Posted on 04/21/2014 6:58:00 AM PDT by marktwain



The Latin motto on the great seal of the State of Massachusetts, loosely translated, means: "By the sword we seek peace, but peace only under liberty."  It is rather inconsistent with Massachusetts strict firearms laws.  Those laws became a little more reasonable on April 18th, 2014.


A federal judge, relying on both the McDonald and Heller decisions and current Massachusetts law, effectively removed one class of prohibited people from the law.

The case MICHAEL WESSON, THOMAS WOODS, and COMMONWEALTH SECOND AMENDMENT, INC.,  involves two well established men who had out of state marijuana convictions from decades ago.    Massachusetts decriminalized the possession of small amounts of marijuana in 2008.   The Massachusetts 1998 Gun Control Act made prohibited possessors out of people who were convicted of:

 a crime involving the use or sale of firearms, or a violation of any criminal provision of the firearms law or the Controlled Substances Act;
The two men applied for permits to purchase firearms, and were denied under the above provision, because they had the records for marijuana convictions.   They sued, claiming that their second amendment rights were being denied without just cause.   The case was filed in March of 2013.  From The Daily News of Newburyport:

 The suit, filed in U.S. District Court by Michael Wesson along with Thomas Woods of Natick and Commonwealth Second Amendment Inc., claims that Salisbury and Natick town officials violated the two men's constitutional rights by denying them access to firearms based on what is now a civil offense rather than a criminal one, according to court documents.

On April 18th of 2014,  U.S. District Court Judge Richard Stearns ruled for the two men in summary judgement.  From the Boston Herald:

A federal judge yesterday ruled that two Bay State men — previously convicted of marijuana possession in other states — could not be denied the right to have guns in their homes for self-defense purposes based on their prior drug crimes.
Because this is a District Court, I do not think that the case establishes binding precedent on other courts, though it will be cited in the future.  It certainly establishes precedent for permit issuing authorities in Massachusetts.    Comm2A, a local second amendment activist organization, is responsible for promoting this case.

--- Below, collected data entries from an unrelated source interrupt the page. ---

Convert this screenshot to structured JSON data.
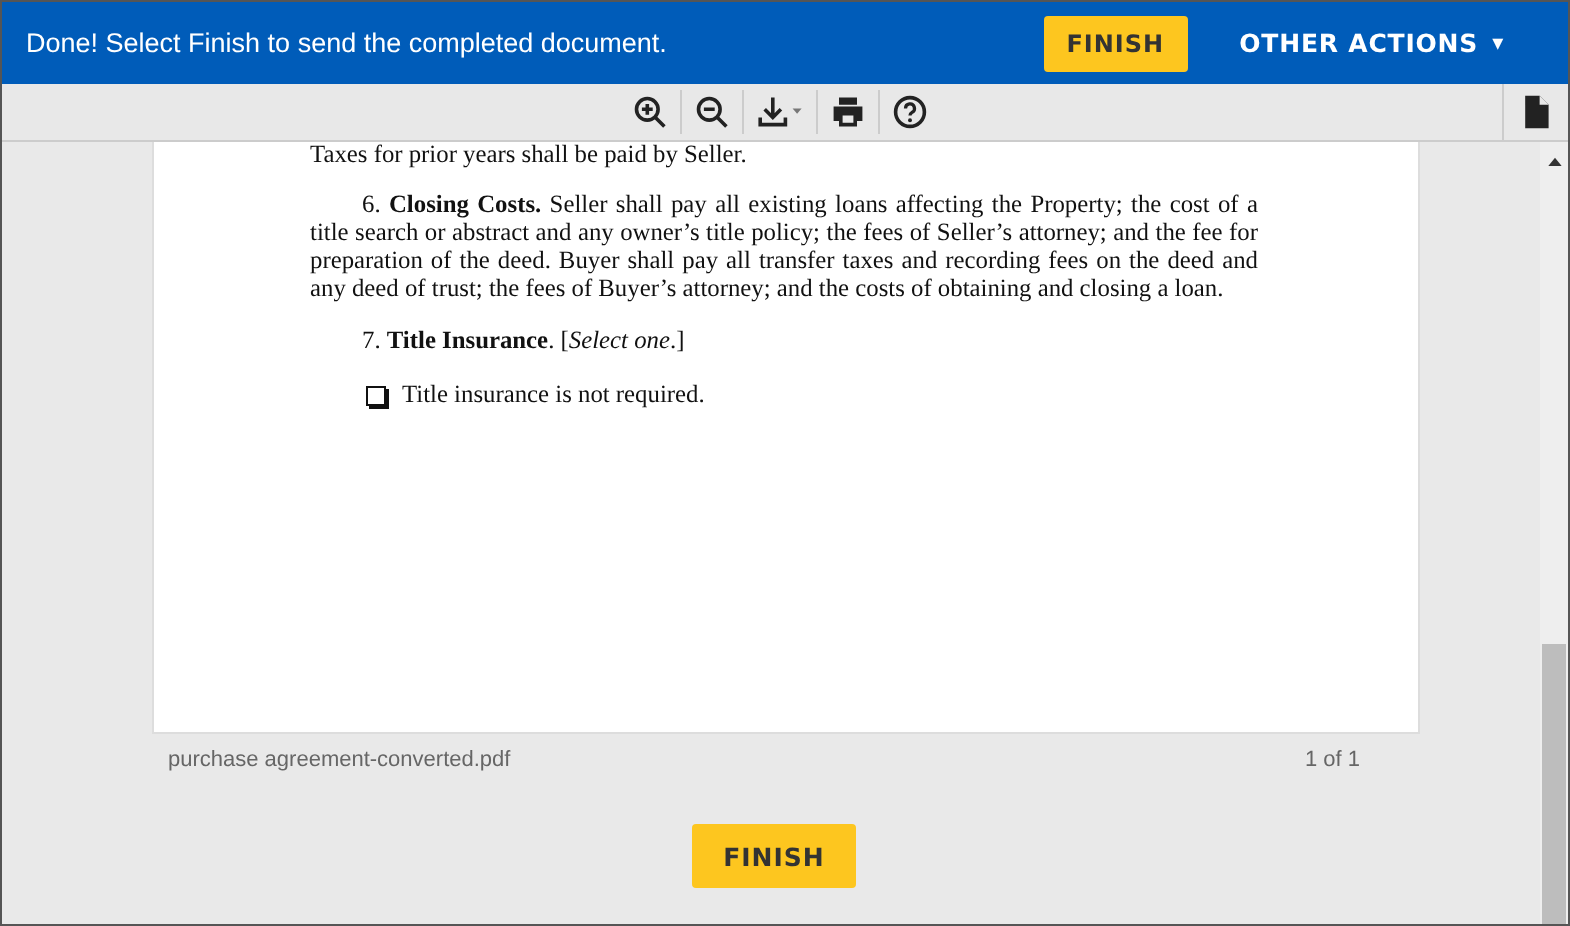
{
  "banner": {
    "message": "Done! Select Finish to send the completed document.",
    "finish_label": "FINISH",
    "actions_label": "OTHER ACTIONS",
    "actions_caret": "▾"
  },
  "document": {
    "lead_line": "Taxes for prior years shall be paid by Seller.",
    "paragraphs": [
      {
        "kind": "paragraph",
        "text": "6.  **Closing Costs.** Seller shall pay all existing loans affecting the Property; the cost of a title search or abstract and any owner’s title policy; the fees of Seller’s attorney; and the fee for preparation of the deed. Buyer shall pay all transfer taxes and recording fees on the deed and any deed of trust; the fees of Buyer’s attorney; and the costs of obtaining and closing a loan."
      },
      {
        "kind": "heading",
        "text": "7. **Title Insurance**. [*Select one*.]"
      },
      {
        "kind": "checkbox",
        "text": "Title insurance is not required.",
        "checked": false
      }
    ],
    "filename": "purchase agreement-converted.pdf",
    "page_count": "1 of 1"
  },
  "footer": {
    "finish_label": "FINISH"
  }
}
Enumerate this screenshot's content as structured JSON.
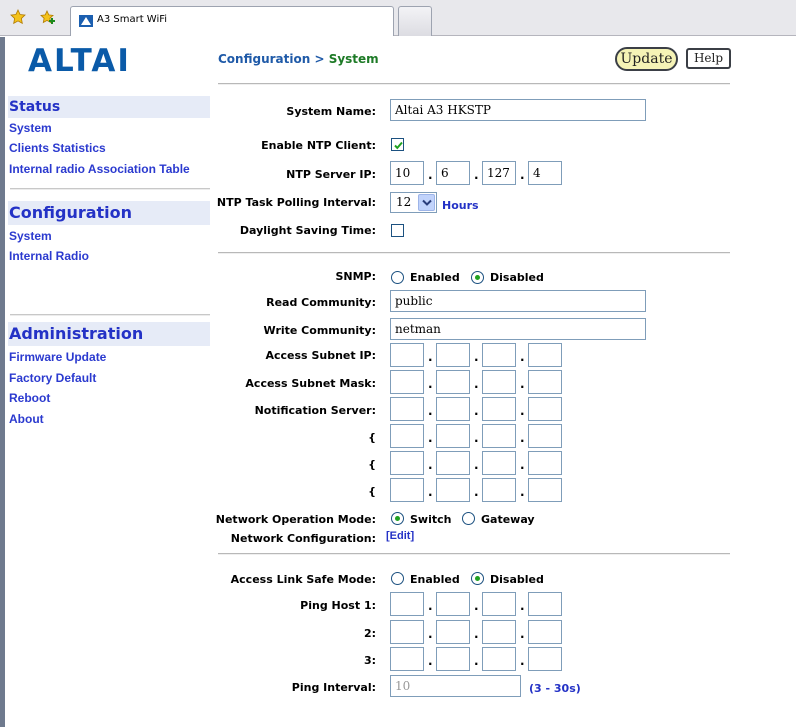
{
  "browser": {
    "tab_title": "A3 Smart WiFi"
  },
  "brand": {
    "logo_text": "ALTAI",
    "logo_color": "#0a5aa8"
  },
  "sidebar": {
    "status": {
      "heading": "Status",
      "items": [
        "System",
        "Clients Statistics",
        "Internal radio Association Table"
      ]
    },
    "configuration": {
      "heading": "Configuration",
      "items": [
        "System",
        "Internal Radio"
      ]
    },
    "administration": {
      "heading": "Administration",
      "items": [
        "Firmware Update",
        "Factory Default",
        "Reboot",
        "About"
      ]
    }
  },
  "header": {
    "breadcrumb_parent": "Configuration",
    "breadcrumb_separator": " > ",
    "breadcrumb_current": "System",
    "update_label": "Update",
    "help_label": "Help"
  },
  "system": {
    "name_label": "System Name:",
    "name_value": "Altai A3 HKSTP",
    "ntp_enable_label": "Enable NTP Client:",
    "ntp_enabled": true,
    "ntp_server_label": "NTP Server IP:",
    "ntp_server_ip": [
      "10",
      "6",
      "127",
      "4"
    ],
    "polling_label": "NTP Task Polling Interval:",
    "polling_value": "12",
    "polling_unit": "Hours",
    "dst_label": "Daylight Saving Time:",
    "dst_enabled": false
  },
  "snmp": {
    "label": "SNMP:",
    "enabled_label": "Enabled",
    "disabled_label": "Disabled",
    "selected": "Disabled",
    "read_label": "Read Community:",
    "read_value": "public",
    "write_label": "Write Community:",
    "write_value": "netman",
    "subnet_ip_label": "Access Subnet IP:",
    "subnet_mask_label": "Access Subnet Mask:",
    "notification_label": "Notification Server:",
    "extra_row_label": "{"
  },
  "network": {
    "mode_label": "Network Operation Mode:",
    "switch_label": "Switch",
    "gateway_label": "Gateway",
    "selected": "Switch",
    "config_label": "Network Configuration:",
    "edit_link": "[Edit]"
  },
  "safe_mode": {
    "label": "Access Link Safe Mode:",
    "enabled_label": "Enabled",
    "disabled_label": "Disabled",
    "selected": "Disabled",
    "ping1_label": "Ping Host 1:",
    "ping2_label": "2:",
    "ping3_label": "3:",
    "interval_label": "Ping Interval:",
    "interval_value": "10",
    "interval_range": "(3 - 30s)"
  },
  "colors": {
    "link_blue": "#2432c6",
    "sidebar_bg": "#e6ebf7",
    "radio_dot": "#21a121"
  }
}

It seems likely that this reasoning would apply to minor violations of firearms law as well.   In many states there are numerous ways to be convicted of minor civil firearms violations.   In Wisconsin, a few years ago, it was common for people to be cited for having a firearm that was not entirely enclosed in a case in a vehicle, for example, before the Walker administration passed the shall issue gun law reform of Act 35.

With the ascendancy of digital records and the Internet, those convictions might well be available to permit issuing authorities in other states.  This case serves as an example that fundamental constitutional rights must not be denied for trivial reasons.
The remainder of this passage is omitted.